Perhaps the MLB schedule makers were just getting in some practice for 2018. In San Diego, game time today is 12:40.

By the time folks here get off work, the Phillies-Padres game will likely be in the middle innings. A replay of the game will be on the Comcast Network at 10.

The Yankees’ Aaron Judge hits a solo home run against the Detroit Tigers on July 31. 

The jury’s verdict is that Judge is the top rookie

Considering the New York Yankees have more championships (27) than any other team in the four major North American sports leagues and have a record 24 players in the Baseball Hall of Fame, it stands to reason that they would also have the most Rookies of the Year.

Not so fast, my friend.

The Los Angeles/Brooklyn Dodgers have the most rookies of the year (17), with Jackie Robinson winning the first award in 1947.

The Yankees, who play at the New York Mets tonight at 7 on ESPN, have eight American League Rookies of the Year. Derek Jeter was the last, in 1996.

That number is likely to increase this year as outfielder Aaron Judge continue to assault baseballs in his rookie season. Judge leads the American League with 36 home runs and is fifth with 79 RBI.  His .290 batting average is 26th.

If Judge finishes the season strong, he has a chance to become the first player since Ichiro Suzuki in 2001 to be named ROY and MVP.

Penn State running back Saquon Barkley runs a drill during practice.

What I’m reading

Penn State running back Saquon Barkley enters the 2017 season as a Heisman Trophy candidate, but staff writer Joe Juliano writes that Barkley is not caught up in the hype

The NFL might still be the king of sports in America, but it gets failing grades in creating a good experience for fans attending games. In a study by J.D. Power, NFL teams finish last in the 12 major markets in the U.S. – including the Eagles.

Just when Nelson Agholor looked as if he was near the end of his rope, the Eagles gave him a lifeline by trading receiver Jordan Matthews. Staff writer Les Bowen says it’s time for Agholor to step up to the opportunity.
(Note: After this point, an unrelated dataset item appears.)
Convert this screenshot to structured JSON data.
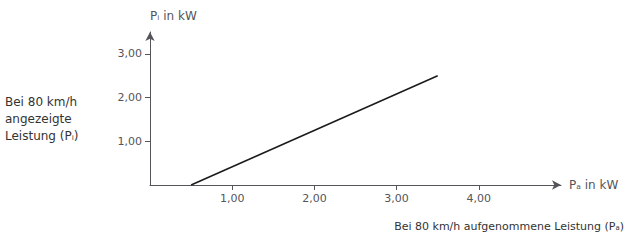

Staff writer Zach Berman looks at the many connections between the Eagles and Buffalo Bills as they prepare for Thursday’s preseason game at Lincoln Financial Field.

Tyler Kepner of the New York Times examines the impact Derek Jeter could have if the group he leads is successful in buying the Miami Marlins and the challenges he’d face in running the team.

Columnist Marcus Hayes writes that the Eagles should give running back Wendell Smallwood a chance to be their next backfield hero.

In the aftermath of racist violence on and near the campus of the University of Virginia, Jacob Bogage of the Washington Post talks about how it might affect recruiting for the Cavaliers football team.


The riff

Now more than ever, images are everything. ESPN, which built its brand on optics, knows that as much as anyone.

I’m not sure what the producers who put together a segment during the 28-hour fantasy football marathon on ESPN were thinking, but somebody needed to do a serious double take. On Tuesday, that marathon had a segment during which players were sold to the highest bidder. Many complained that it looked a lot like an auction for slaves.

A rally organized by white supremacists last weekend in Charlottesville, Va., erupted into violence that ultimately resulted in the deaths of a woman and two state troopers. There is an intense debate on race relations going on, and the ESPN segment was at best insensitive to and at worst exploitative of a tragedy.

ESPN released a statement in part saying, “Auction drafts are a common part of fantasy football. … Without that context, we understand the optics could be portrayed as offensive, and we apologize.”

A bit of common sense could have prevented a lot of anguish.